The police are certain they've caught the Green River Killer. The story, unexpected and nearly unbelievable, competes with war coverage in the Puget Sound. (I notice it doesn't make the front page of The New York Times, but BBC World News is covering it.)

I was eleven, twelve and thirteen while they were finding bodies. Pictures of the victims blazed across news broadcasts nightly. Myths proliferated about the killer and the speculations infiltrated my family storytelling through co-workers and other extra-familial connections.

The details were gory and interesting, like the stories they tell us about Ted Bundy when they want scare us away from traveling alone or talking to strangers.

When I think back to those years I believe that I kept the information intellectual. I compartmentalized it as an east-side problem, something that wouldn't happen in our town-or to good girls.

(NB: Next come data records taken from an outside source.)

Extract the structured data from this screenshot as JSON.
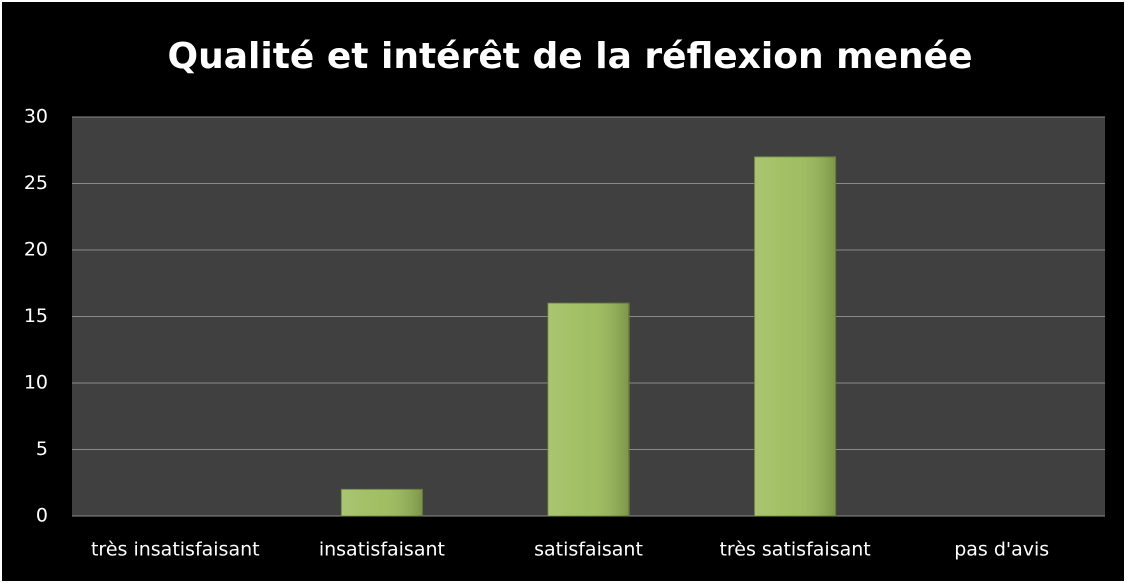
{
  "chart_data": {
    "type": "bar",
    "title": "Qualité et intérêt de la réflexion menée",
    "categories": [
      "très insatisfaisant",
      "insatisfaisant",
      "satisfaisant",
      "très satisfaisant",
      "pas d'avis"
    ],
    "values": [
      0,
      2,
      16,
      27,
      0
    ],
    "color": "#9bbb59",
    "ylim": [
      0,
      30
    ],
    "yticks": [
      0,
      5,
      10,
      15,
      20,
      25,
      30
    ],
    "grid": true
  }
}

But it must've been traumatic. Although I haven't thought about it in years, I feel a little sickened by memory when I see that man's picture giant and blurry on the front pages of both Seattle dailies. Suddenly Kent and Auburn and the whole Green River valley are tainted by psycopathy and the secrets that sustain it. The victims' images elicit revenant emotion—something... something to do with fright.

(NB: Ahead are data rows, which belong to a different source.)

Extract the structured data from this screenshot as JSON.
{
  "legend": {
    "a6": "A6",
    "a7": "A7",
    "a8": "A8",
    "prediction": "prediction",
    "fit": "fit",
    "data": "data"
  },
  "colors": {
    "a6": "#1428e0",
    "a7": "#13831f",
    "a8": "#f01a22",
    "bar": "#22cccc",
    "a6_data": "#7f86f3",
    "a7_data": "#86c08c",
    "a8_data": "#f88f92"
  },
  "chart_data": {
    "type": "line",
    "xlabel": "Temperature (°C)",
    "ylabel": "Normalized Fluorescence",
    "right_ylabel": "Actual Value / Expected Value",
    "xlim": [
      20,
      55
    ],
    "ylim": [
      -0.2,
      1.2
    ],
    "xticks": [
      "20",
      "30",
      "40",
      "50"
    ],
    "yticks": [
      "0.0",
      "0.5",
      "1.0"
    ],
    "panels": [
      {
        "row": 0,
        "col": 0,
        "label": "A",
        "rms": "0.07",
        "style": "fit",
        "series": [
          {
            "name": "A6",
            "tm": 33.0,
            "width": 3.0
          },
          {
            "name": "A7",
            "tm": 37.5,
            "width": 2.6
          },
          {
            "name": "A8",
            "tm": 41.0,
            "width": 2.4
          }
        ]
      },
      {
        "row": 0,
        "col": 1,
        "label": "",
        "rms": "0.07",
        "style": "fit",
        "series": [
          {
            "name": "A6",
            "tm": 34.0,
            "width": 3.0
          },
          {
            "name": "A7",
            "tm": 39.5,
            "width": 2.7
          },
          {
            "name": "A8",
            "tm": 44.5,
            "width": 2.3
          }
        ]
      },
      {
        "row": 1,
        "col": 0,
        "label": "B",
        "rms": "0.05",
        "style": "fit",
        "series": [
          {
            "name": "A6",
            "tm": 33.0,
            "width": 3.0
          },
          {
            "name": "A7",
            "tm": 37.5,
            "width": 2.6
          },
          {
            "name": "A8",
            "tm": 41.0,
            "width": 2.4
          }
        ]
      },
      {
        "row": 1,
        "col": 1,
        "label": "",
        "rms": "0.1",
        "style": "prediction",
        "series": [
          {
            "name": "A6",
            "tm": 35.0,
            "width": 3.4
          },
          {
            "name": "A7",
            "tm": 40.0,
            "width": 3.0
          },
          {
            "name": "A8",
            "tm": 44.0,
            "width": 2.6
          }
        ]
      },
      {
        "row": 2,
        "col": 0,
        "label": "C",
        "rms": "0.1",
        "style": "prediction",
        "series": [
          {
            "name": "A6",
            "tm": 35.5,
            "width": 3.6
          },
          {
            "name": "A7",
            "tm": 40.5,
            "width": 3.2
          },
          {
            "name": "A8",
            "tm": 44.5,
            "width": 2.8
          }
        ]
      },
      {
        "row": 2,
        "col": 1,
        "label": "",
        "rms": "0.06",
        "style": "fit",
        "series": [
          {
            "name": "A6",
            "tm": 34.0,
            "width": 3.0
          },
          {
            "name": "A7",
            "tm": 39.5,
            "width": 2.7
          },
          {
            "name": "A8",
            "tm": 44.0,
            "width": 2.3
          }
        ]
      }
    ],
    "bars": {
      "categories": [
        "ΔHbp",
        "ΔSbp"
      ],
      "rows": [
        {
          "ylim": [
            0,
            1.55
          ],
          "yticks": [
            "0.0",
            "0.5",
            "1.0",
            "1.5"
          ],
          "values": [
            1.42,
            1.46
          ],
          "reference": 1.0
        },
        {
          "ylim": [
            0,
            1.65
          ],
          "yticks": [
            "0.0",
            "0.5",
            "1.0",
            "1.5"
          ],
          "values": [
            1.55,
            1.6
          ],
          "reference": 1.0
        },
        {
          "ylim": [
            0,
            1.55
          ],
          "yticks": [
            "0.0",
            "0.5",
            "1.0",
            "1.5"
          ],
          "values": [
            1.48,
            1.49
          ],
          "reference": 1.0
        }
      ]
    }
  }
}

That fear, mixed with disgust, comes as curiosity to find an explanation—as an almost delightfully insatiable interest in individual psychology.

What is the metaphor here—the projection?

I think that puzzle is levels deep. I think maybe it's not worth realizing. I think the hint of it is enough and the feeling abiding the hint the most elegant answer.

I've no commentary on the circumstances surrounding the arrest or on the details of the unsolved murders. I've, surprisingly, no opinion whatsoever on those matters. I'm simply moved by the realization that this event was formative in some small way. It contributed to a worldview, though it's impossible now to discern precisely how. It's simply a diffuse piece of the larger self-delusion, a newly discovered narrowing on the plane of all-possibility.